While state and federal funding are critical to ensure the continued supply of new physicians, the University on its own can play a role in lessening the financial burden. While Warren Alpert does currently provide financial aid to medical students, it does not meet 100% of demonstrated need and the school expects students to take out a base loan before providing aid. This results in an average debt burden of $170K which is much greater than Columbia’s $98K, Cornell’s $105K, Yale’s $106K, Harvard’s $108K and Penn’s $128K. To remain competitive, Brown ought to fundraise aggressively to improve the state of financial aid at Alpert. We should follow the lead of Columbia, Cornell and Yale in removing base loan expectations or that of Penn in providing full-tuition merit scholarships to a significant number of its students. In order for Alpert to live up to its promise as a top medical school, we need to reign in costs for students in order to attract the best and brightest providers to Rhode Island.

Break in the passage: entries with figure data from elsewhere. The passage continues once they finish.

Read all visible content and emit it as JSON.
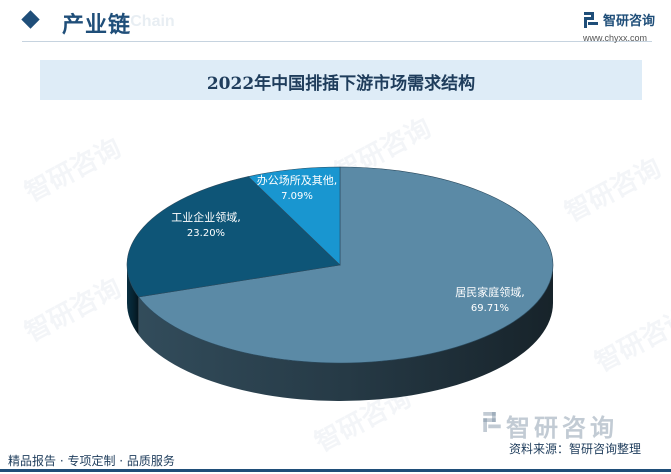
{
  "header": {
    "title": "产业链",
    "ghost_text": "ial Chain",
    "brand": "智研咨询",
    "url": "www.chyxx.com"
  },
  "chart_data": {
    "type": "pie",
    "title": "2022年中国排插下游市场需求结构",
    "slices": [
      {
        "label": "居民家庭领域,",
        "value": 69.71,
        "value_label": "69.71%",
        "color": "#5b8aa6"
      },
      {
        "label": "工业企业领域,",
        "value": 23.2,
        "value_label": "23.20%",
        "color": "#0e5577"
      },
      {
        "label": "办公场所及其他,",
        "value": 7.09,
        "value_label": "7.09%",
        "color": "#1996d0"
      }
    ]
  },
  "footer": {
    "left": "精品报告 · 专项定制 · 品质服务",
    "source": "资料来源：智研咨询整理",
    "brand": "智研咨询"
  },
  "watermark": "智研咨询"
}
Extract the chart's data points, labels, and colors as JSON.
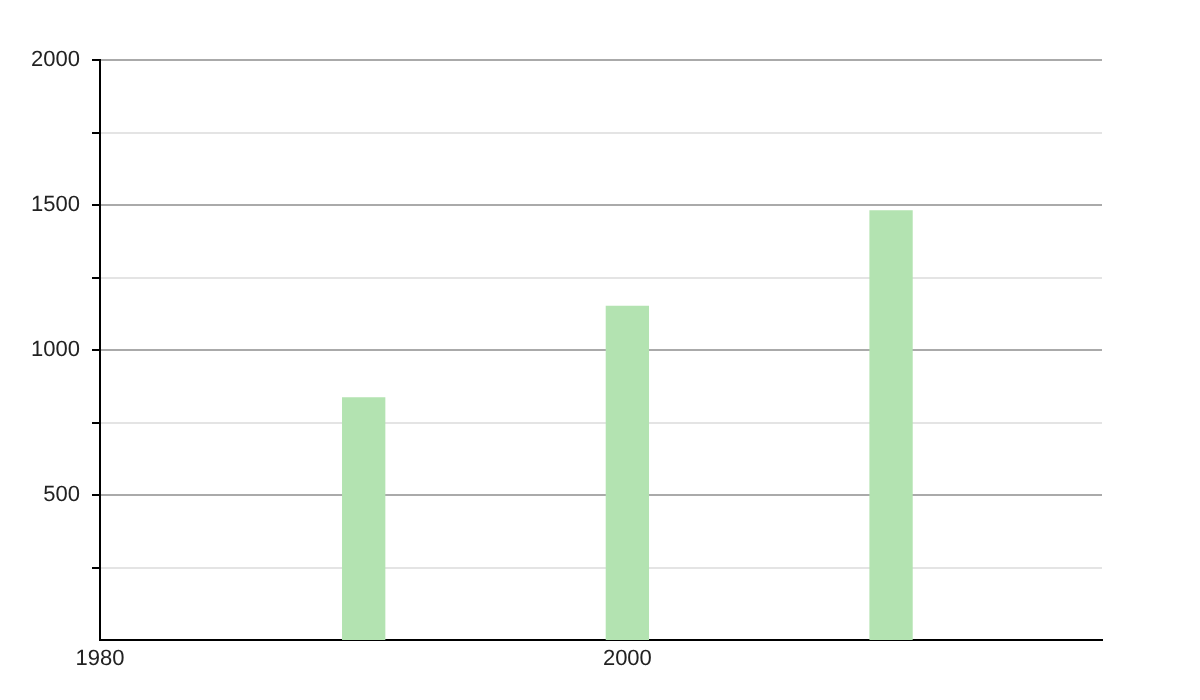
{
  "chart_data": {
    "type": "bar",
    "x": [
      1990,
      2000,
      2010
    ],
    "values": [
      835,
      1150,
      1480
    ],
    "color": "#b3e3b1",
    "xlim": [
      1980,
      2018
    ],
    "xticks": [
      1980,
      2000
    ],
    "ylim": [
      0,
      2000
    ],
    "yticks": [
      {
        "value": 250,
        "label": null
      },
      500,
      {
        "value": 750,
        "label": null
      },
      1000,
      {
        "value": 1250,
        "label": null
      },
      1500,
      {
        "value": 1750,
        "label": null
      },
      2000
    ],
    "grid": "y",
    "legend": false
  }
}
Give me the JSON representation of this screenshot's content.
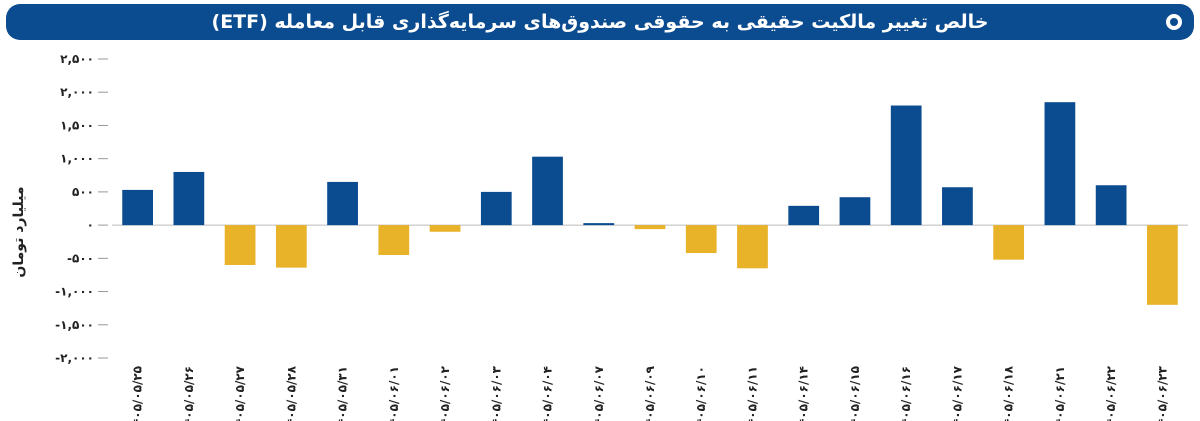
{
  "title": "خالص تغییر مالکیت حقیقی به حقوقی صندوق‌های سرمایه‌گذاری قابل معامله (ETF)",
  "chart_data": {
    "type": "bar",
    "title": "خالص تغییر مالکیت حقیقی به حقوقی صندوق‌های سرمایه‌گذاری قابل معامله (ETF)",
    "ylabel": "میلیارد تومان",
    "xlabel": "",
    "ylim": [
      -2000,
      2500
    ],
    "yticks": [
      2500,
      2000,
      1500,
      1000,
      500,
      0,
      -500,
      -1000,
      -1500,
      -2000
    ],
    "ytick_labels": [
      "۲,۵۰۰",
      "۲,۰۰۰",
      "۱,۵۰۰",
      "۱,۰۰۰",
      "۵۰۰",
      "۰",
      "-۵۰۰",
      "-۱,۰۰۰",
      "-۱,۵۰۰",
      "-۲,۰۰۰"
    ],
    "categories": [
      "۱۴۰۵/۰۵/۲۵",
      "۱۴۰۵/۰۵/۲۶",
      "۱۴۰۵/۰۵/۲۷",
      "۱۴۰۵/۰۵/۲۸",
      "۱۴۰۵/۰۵/۳۱",
      "۱۴۰۵/۰۶/۰۱",
      "۱۴۰۵/۰۶/۰۲",
      "۱۴۰۵/۰۶/۰۳",
      "۱۴۰۵/۰۶/۰۴",
      "۱۴۰۵/۰۶/۰۷",
      "۱۴۰۵/۰۶/۰۹",
      "۱۴۰۵/۰۶/۱۰",
      "۱۴۰۵/۰۶/۱۱",
      "۱۴۰۵/۰۶/۱۴",
      "۱۴۰۵/۰۶/۱۵",
      "۱۴۰۵/۰۶/۱۶",
      "۱۴۰۵/۰۶/۱۷",
      "۱۴۰۵/۰۶/۱۸",
      "۱۴۰۵/۰۶/۲۱",
      "۱۴۰۵/۰۶/۲۲",
      "۱۴۰۵/۰۶/۲۳"
    ],
    "values": [
      530,
      800,
      -600,
      -640,
      650,
      -450,
      -100,
      500,
      1030,
      30,
      -60,
      -420,
      -650,
      290,
      420,
      1800,
      570,
      -520,
      1850,
      600,
      -1200
    ],
    "grid": false,
    "legend": "none",
    "colors": {
      "positive": "#0b4b8f",
      "negative": "#e8b229"
    }
  }
}
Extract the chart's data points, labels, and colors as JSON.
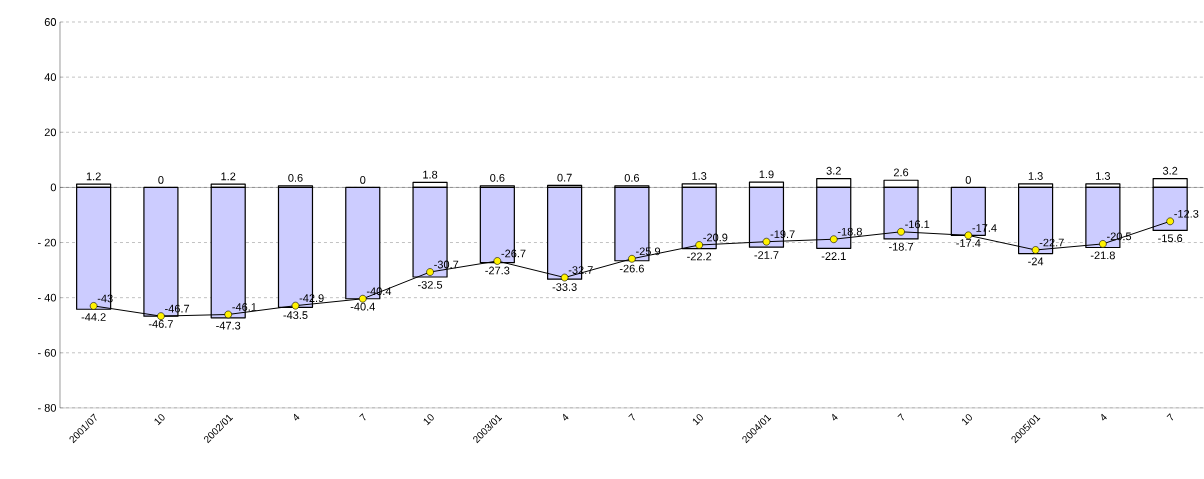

Medical school, much like undergraduate education, should not be open only to those who can afford it. Students in the Program in Liberal Medical Education, Brown’s eight-year baccalaureate/MD program come to Brown on the promise of generous financial aid during their undergraduate years and are left shocked when faced with the high loan burdens at Alpert. Building on the success of its BrownTogether fundraising campaign and realizing the vision to expand our research footprint, Brown has a unique opportunity to make its medical education more accessible and improve the well-being of its students and the communities they will serve. Freeing doctors from the burden of debt, creating opportunities for diverse practitioners and giving them the ability to enter fields like primary care, will improve the quality of care offered within the state. But this effort will require coordination and collaborative investment from government, community partners and medical schools alike. Healers play an important role in society, and medical education is a public good that deserves to be funded as such.